Wo ein Wille ist ... -betr.: Umbenennung der Alsterdorfer Straße, Ehrenenkel", taz vom 25.8.94

Betr.: Umbenennung der Alsterdorfer Straße, „Ehrenenkel“, 25.8.94

Vor sechs Jahren bemühten sich GAL-Fraktion und SPD-Nord um die Umbenennung der Hindenburgstraße, um mit Dorothea Kasten eines von 549 Euthanasie-Opfern der Alsterdorfer Anstalten zu ehren. Nachdem die Initiative am erbitterten Widerstand greiser deutschnationaler Verehrer des „Helden von Tannenberg“ und dem Veto des Hamburger Senats gescheitert war, geriet auch das jetzt diskutierte Teilstück der Alsterdorfer Straße ins Visier. Eine ebenso langwierige wie halbherzige Prozedur nahm ihren Lauf. Mitarbeiter der Stiftung sollten bei Anwohnern um Sympathie werben, die politische Szene übte sich in Zurückhaltung. Schließlich wurde zur Erleichterung aller die bislang namenlose Stiftungs-Zufahrt auf den Namen Dorothea Kasten getauft.

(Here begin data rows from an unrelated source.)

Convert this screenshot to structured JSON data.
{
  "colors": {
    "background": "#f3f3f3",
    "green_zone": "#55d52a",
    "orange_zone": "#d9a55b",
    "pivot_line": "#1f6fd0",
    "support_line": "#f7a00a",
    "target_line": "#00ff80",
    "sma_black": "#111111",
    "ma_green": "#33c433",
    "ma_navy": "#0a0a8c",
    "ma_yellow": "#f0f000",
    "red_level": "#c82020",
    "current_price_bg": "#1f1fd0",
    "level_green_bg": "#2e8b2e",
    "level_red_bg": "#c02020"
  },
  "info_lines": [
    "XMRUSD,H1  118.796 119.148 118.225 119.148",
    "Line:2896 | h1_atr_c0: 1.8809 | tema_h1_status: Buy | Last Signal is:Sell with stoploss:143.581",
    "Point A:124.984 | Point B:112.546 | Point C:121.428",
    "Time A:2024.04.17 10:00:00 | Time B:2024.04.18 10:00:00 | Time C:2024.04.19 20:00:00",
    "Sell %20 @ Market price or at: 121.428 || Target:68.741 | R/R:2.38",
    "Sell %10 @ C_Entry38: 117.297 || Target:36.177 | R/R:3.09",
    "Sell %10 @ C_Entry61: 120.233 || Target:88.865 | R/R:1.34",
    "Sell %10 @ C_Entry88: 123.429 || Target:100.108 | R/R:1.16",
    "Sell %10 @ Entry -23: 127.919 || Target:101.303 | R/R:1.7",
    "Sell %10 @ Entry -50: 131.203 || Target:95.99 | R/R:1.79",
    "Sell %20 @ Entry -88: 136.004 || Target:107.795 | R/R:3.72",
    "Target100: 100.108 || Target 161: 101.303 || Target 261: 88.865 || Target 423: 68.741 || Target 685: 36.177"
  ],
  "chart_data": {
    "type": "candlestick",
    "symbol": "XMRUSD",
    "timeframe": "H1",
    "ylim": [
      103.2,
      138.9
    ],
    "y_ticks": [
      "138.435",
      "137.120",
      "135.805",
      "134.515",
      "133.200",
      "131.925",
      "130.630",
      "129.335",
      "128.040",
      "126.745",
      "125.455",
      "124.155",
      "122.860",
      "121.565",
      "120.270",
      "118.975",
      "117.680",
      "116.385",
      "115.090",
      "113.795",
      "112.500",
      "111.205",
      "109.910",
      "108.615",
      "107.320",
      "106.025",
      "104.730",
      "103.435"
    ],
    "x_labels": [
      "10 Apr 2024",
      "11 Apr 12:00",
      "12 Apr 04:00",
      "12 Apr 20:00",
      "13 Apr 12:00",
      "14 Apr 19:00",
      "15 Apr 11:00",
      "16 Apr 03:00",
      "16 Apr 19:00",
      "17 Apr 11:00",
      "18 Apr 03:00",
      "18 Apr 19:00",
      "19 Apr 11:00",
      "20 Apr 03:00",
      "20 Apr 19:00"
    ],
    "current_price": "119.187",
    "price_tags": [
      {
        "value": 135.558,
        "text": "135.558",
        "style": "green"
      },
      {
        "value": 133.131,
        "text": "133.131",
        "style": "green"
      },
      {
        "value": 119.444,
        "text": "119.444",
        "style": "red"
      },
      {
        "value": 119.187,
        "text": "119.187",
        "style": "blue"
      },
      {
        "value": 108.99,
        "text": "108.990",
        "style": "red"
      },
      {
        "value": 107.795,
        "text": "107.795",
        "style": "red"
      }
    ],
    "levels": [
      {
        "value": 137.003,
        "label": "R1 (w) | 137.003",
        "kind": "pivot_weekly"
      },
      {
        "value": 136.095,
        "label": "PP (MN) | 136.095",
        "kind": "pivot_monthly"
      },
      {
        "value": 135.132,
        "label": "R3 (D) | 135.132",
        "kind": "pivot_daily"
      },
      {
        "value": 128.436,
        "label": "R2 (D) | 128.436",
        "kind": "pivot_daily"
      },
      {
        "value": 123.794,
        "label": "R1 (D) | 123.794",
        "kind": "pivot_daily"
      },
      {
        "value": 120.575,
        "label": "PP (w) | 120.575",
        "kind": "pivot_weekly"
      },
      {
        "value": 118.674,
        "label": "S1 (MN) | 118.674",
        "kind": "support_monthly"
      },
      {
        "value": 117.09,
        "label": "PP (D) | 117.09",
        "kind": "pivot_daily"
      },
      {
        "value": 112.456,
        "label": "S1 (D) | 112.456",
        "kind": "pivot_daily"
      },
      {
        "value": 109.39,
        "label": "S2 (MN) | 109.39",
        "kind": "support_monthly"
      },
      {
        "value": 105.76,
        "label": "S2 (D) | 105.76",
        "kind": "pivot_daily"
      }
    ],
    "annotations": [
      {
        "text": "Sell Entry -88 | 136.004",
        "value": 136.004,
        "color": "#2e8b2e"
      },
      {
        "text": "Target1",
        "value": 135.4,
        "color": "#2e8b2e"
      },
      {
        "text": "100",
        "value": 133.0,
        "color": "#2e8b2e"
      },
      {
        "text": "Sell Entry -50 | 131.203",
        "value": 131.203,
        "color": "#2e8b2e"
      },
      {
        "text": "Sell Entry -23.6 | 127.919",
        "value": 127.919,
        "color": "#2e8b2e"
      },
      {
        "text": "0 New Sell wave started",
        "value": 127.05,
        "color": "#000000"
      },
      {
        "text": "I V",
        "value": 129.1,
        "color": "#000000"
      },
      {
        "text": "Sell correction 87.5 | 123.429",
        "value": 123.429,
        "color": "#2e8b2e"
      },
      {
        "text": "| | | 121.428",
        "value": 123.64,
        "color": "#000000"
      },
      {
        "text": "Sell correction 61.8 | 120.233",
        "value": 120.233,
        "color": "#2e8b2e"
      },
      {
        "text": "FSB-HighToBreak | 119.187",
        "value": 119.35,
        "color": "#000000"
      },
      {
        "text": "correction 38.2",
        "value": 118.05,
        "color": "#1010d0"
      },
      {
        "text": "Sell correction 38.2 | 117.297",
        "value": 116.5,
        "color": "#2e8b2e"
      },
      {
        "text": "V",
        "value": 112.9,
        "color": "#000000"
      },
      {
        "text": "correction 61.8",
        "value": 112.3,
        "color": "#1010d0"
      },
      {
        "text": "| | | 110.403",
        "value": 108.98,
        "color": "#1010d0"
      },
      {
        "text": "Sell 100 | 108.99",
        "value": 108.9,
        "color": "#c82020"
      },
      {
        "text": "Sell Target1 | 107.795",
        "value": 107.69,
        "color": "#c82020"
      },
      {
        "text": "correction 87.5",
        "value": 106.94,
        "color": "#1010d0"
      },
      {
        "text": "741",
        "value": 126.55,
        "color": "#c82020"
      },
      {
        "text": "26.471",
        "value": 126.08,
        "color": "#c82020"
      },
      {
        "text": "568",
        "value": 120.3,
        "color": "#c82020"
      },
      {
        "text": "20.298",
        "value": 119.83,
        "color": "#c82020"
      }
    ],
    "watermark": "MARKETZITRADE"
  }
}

Wieviel einfacher verkauft sich da doch der Name Brandt. (...) Man sieht, was geht, wenn der Wille da ist. Und eben an diesem Willen fehlt es, wann immer der Versuch unternommen wird, Behinderte, ihre Anliegen oder ihre Geschichte in den Mittelpunkt der Öffentlichkeit zu rücken. Ausgrenzung statt Integration – das ist zwar kein geschriebenes Programm mehr, aber der Geist schlägt jedem entgegen, der sich um das Gegenteil bemüht.